When it comes to murder, Japanese do not use hand guns nearly as much as, say, Americans do simply because firearms are so heavily regulated/restricted here. Instead, they favor knives, poison, or simple old fashioned bludgeoning. And, their penchant for random versus calculated killing makes it seem inexplicably nefarious more than just simply odd. (It also contributes to the occasional observation that Japanese are stubbornly morally obtuse.) Not that there isn’t a lot of the latter, but the former seems to rule in the mathematics of murder here.
That makes murder in Japan seem more pathological than it does in, say, America. Japanese police are mad about finding the‘reason’ for the crime. To an extent American police search for the reasons as well. But they are far more interested in just collecting enough evidence to prove the suspect’s guilt beyond a reasonable doubt in court. In the end, it doesn’t matter what the suspect’s reasons were, or whether a suspect is contrite afterwards. The only important thing is being able to prove the case. But in Japan, where confession and contrition go a long way towards mitigation of sentences, suspects’confessions are sought because confession is deemed the first step in rehabilitation. Their explanations of their crimes are often bizarre nonsense to foreign ears, but represent a typical way of expressing oneself in Japanese. Maybe they are just unfamiliarly honest and therefore strangely admirable.
“I killed him because I didn’t like his attitude.”
“I stabbed him because he looked happier than me.”
“I killed him because I had trouble with him in the past.”
“I killed him because I worried what would become of him after my death.”

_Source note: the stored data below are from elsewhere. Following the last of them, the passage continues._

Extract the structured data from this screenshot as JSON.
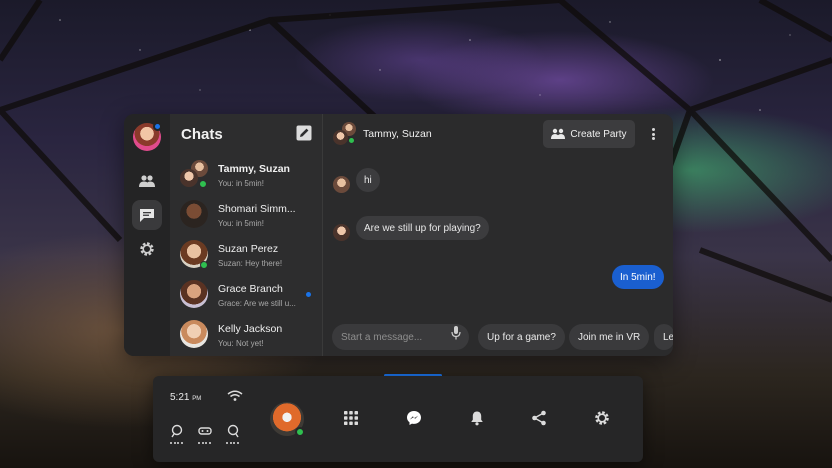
{
  "chat_panel": {
    "title": "Chats",
    "conversations": [
      {
        "name": "Tammy, Suzan",
        "preview": "You: in 5min!",
        "bold": true,
        "online": true,
        "unread": false
      },
      {
        "name": "Shomari Simm...",
        "preview": "You: in 5min!",
        "bold": false,
        "online": false,
        "unread": false
      },
      {
        "name": "Suzan Perez",
        "preview": "Suzan: Hey there!",
        "bold": false,
        "online": true,
        "unread": false
      },
      {
        "name": "Grace Branch",
        "preview": "Grace: Are we still u...",
        "bold": false,
        "online": false,
        "unread": true
      },
      {
        "name": "Kelly Jackson",
        "preview": "You: Not yet!",
        "bold": false,
        "online": false,
        "unread": false
      }
    ]
  },
  "conversation": {
    "title": "Tammy, Suzan",
    "create_party_label": "Create Party",
    "messages": [
      {
        "text": "hi",
        "direction": "in"
      },
      {
        "text": "Are we still up for playing?",
        "direction": "in"
      },
      {
        "text": "In 5min!",
        "direction": "out"
      }
    ],
    "input_placeholder": "Start a message...",
    "quick_replies": [
      "Up for a game?",
      "Join me in VR",
      "Le"
    ]
  },
  "taskbar": {
    "time": "5:21",
    "ampm": "PM",
    "icons": [
      "apps-grid-icon",
      "messenger-icon",
      "bell-icon",
      "share-icon",
      "settings-icon"
    ]
  },
  "colors": {
    "accent": "#1a73e8",
    "panel_bg": "#2b2b2c",
    "online": "#2fbf4f",
    "outgoing_bubble": "#1a5fd0"
  }
}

“I attacked anybody. I just want the police to take care of me.`
“I killed him because he was too noisy.”
I believe these English renditions of actual explanations I gleaned form the newspapers are accurate translations of the
Japanese. What I mean is, this is really how Japanese talk. It’s amazing that they can talk and talk and talk and say nothing, and then nothing passes as a public debate of issues. Oh, well ...
The most famous recent example of Japanese murder would be the February 1972 standoff at a chalet at Asama sanso in Nagano Prefecturebetween Japanese Red Army terrorist extremists (the “Nippon sekigun”) and police. The Red Army killed 14 of its own members in some kind of demented purge of those who were not Communist enough, or not extreme enough. It played out on livenational TV. The Red Army had its hand in airport and embassy bombings and hijackings, too. Wanted members continue to live freely in exile in North Korea. Some have returned to imprisonment in Japan. Others want their children to return to Japan. In any case, the case of the Nippon sekigun is not over yet.
Then there was the 1995 poison gas attack on Tokyo’s Marunouchi Subway Line by the Aum Shinrikyo religious group. After failing to win any seats in the national legislature in 1993 general elections the doomsday cult became increasingly extreme until finally its ideology/theology became one of “Kill them to save them.” The leaders are still appealing their death sentences.
In 1998 former insurance saleswoman Masumi Hayashi was charged and convicted of the random murder of four at a neighborhood summer festival by spiking a communal curry rice pot with arsenic. Apparently she just didn’t like her neighbors. Well, after listening to the tale of neighborhood gossip and bickering, I can’t blame her.
More recently still was the knife attack in broad daylight in Tokyo’s Akihabara “electric town” district in 2008. A truck driver ran his vehicle into the crowds of weekend pedestrian shoppers, then backed up to run a few over a second time. Then he got out and began finishing people off with a knife. The government was moved to ban double-edged hunting knives. The assailant in that incident used a common kitchen knife, but banning the sale of dangerous-looking hunting knives made the government feel that it was doing something - or, made it feel that it could boast about doing something - proactive, and that’s the way the media spun it.
In November 2008 a 79-year-old woman was sentenced to four years in prison for her random knife assault on young women on
a train platform. She said she wanted the police to arrest her so that someone would take care of her in her old age.
Also in November 2008 one unemployed Takeshi Koizumi was charged with the murder of two former administrative vice health and welfare ministers (civil servants, not politicians). Apparently he went right to the doors of their homes - one right here in my ward of the city, Nakano Ward - disguised as a flower deliveryman, or a “takybin” package deliveryman, but wielding a knife. Police are trying to figure out what kind of person he is. He seems to have lived with no means of support. As for his reasons for killing the retired civil servants: he was angry about the death several years ago of a pet dog. Go figure.